Highlights
- Wall Street Slams Snapchat Parent’s Stock
- Verified Local Reviews Showing on Google
- How Last Friday’s Cyberattack was Stopped… in English
Why would Silver Beacon keep touting Snapchat as a marketing channel when the news was full of the company missing estimates?
Ah, so glad that our newsletter friends asked. Financial markets always overhyped the company. “Snapchat Stumbles” was the headline of its first-ever earnings call. The company missed its consensus user and revenue goalsduring Q1. But your organization should care because Snapchat has 166 million daily active users and 63% are younger than 35. Snapchat is making 90 cents per user. The company has been working on a self-serve ad platform this year. That service just launched, but this is not a place for neophytes. Advertising created by people who are unfamiliar with Snap-style will waste money on ads.

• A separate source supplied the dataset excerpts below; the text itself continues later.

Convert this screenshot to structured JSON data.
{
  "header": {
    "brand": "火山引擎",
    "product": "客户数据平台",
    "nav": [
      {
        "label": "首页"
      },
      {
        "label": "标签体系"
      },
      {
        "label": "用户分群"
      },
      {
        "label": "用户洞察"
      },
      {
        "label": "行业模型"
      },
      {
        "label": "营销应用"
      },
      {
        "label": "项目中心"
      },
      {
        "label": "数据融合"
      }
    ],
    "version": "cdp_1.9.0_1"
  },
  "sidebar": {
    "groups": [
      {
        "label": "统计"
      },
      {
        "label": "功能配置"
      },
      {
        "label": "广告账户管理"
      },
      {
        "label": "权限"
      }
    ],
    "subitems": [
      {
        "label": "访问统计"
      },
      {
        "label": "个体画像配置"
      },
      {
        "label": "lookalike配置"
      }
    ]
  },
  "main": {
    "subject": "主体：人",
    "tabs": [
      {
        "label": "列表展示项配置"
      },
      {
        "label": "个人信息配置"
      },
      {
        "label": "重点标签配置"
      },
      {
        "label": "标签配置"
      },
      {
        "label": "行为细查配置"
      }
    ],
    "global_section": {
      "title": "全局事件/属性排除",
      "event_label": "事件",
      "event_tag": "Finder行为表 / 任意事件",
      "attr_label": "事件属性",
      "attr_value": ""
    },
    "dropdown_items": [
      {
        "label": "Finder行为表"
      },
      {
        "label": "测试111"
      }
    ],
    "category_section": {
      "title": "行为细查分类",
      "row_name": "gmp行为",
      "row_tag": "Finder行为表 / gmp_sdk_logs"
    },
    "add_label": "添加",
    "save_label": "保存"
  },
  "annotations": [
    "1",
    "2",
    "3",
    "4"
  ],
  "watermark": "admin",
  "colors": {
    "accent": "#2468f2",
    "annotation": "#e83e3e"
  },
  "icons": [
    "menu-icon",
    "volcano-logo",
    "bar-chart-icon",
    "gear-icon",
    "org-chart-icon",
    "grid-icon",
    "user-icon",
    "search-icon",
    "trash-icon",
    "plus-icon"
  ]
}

Facebook suffered a similar setback shortly after it went public in 2012. The company righted itself, however, and continues growing as the above chart shows. As Marketing Chart’s superb analysis points out, Facebook’s US ad revenue consistently expanded 10 times faster than its audience growth. Facebook’s revenue per user is $4.23 worldwide and pushed close to $20 per user in the US at the end of last year.
The most impressive number is that Facebook controls 5% of global advertising spending.
We told you in March that Google’s Trusted Stores program was ending. In its place is Google’s Verified Customer Reviews program. You’ve undoubtedly already seen that Google reduces its liability because this switch means that consumers, not Google, are the ones vouching for the business. The program’s terms call for 150 reviews before a badge can be earned. There is also a function to link your company’s reviews to your Google ads–a tactic that Google says can increase the click rate “up to 10%”.
Google is also testing a feature that shows how many businesses are advertising for specific home services businesses. The news comes via The SEM Post which also published screenshots of ads in California showing plumbing and locksmith services displays that include the notation “20+ [businesses] serving [city].”
This is a big test for Google because it can cause people to look at more ads. We know from analysis that overall ad revenue rises when more competitors enter a market, even if click costs per advertiser decrease. Google has always made its fortunes on nickels and dimes. This is potentially a scaled-up version of that idea.
You Should Know This: The best article we’ve found about Friday’s cyberattack is “The massive, worldwide ransomware attack was stopped by a researcher ‘accidentally‘” published in Saturday’s Recode. It’s even written in English instead of tech. Reading time: a short 1 minute, 40 seconds.